The applications of this technique certainly go beyond speech recognition. Dynamic time warping can essentially be used to compare any data which can be represented as one-dimensional sequences. This includes video, graphics, financial data, and plenty of others.

We may also play around with which metric is used in the algorithm.

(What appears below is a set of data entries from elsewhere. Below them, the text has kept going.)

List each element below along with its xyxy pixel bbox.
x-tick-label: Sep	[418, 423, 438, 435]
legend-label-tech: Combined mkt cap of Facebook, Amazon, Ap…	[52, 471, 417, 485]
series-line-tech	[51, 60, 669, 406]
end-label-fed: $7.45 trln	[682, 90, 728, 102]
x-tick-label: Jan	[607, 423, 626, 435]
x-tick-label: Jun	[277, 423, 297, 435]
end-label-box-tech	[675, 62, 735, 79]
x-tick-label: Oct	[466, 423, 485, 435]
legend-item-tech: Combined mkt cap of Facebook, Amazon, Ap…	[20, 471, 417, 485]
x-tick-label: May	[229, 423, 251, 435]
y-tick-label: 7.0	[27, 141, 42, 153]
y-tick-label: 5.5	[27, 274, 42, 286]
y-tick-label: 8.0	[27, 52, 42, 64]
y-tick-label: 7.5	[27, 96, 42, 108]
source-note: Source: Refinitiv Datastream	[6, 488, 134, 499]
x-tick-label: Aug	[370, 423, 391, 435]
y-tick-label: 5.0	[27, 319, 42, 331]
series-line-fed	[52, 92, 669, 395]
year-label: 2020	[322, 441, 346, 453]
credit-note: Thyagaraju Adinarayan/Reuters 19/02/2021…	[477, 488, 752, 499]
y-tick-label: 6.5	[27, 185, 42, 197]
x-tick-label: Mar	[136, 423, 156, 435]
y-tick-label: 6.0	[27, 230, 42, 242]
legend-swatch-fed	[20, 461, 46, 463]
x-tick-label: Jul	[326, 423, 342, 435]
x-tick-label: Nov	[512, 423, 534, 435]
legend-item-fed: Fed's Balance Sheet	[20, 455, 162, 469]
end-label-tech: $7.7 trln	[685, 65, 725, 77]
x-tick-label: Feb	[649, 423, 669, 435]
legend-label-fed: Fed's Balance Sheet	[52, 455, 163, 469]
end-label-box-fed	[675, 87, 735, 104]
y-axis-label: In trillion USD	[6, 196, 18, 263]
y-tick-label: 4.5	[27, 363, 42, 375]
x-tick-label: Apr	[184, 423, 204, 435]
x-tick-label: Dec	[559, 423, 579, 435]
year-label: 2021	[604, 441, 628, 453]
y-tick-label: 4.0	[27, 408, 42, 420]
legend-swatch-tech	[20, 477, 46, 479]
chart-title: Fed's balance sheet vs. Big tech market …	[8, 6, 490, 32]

When the elements of the lists are themselves points in Euclidean space, you can swap out the standard Euclidean metric with metrics like the Manhattan metric, the maximum metric, the discrete metric, or your mother’s favorite $ L^p$ norm.

While we use a metric for elementwise comparisons in the algorithm above, the reader must note that the dynamic time warping distance *is not a metric!* In fact, it’s quite far from a metric. The casual reader can easily come up with an example of two non-identical sequences $ x, y$ for which $ DTW(x,y) = 0$, hence denying positive-definiteness. The more intrepid reader will come up with three sequences which give a counterexample to satisfy the triangle inequality (hint: using the discrete metric as the local comparison metric makes things easier).

In fact, the failure to satisfy positive-definiteness and the triangle inequality means that the dynamic time warping “distance” is not even a semimetric. To be completely pedantic, it would fit in as a symmetric premetric. Unfortunately, this means that we don’t get the benefits of geometry or topology to analyze dynamic time warping as a characteristic feature of the space of all numeric sequences. In any event, it’s still proven to be useful in applications, so it belongs here in the program gallery.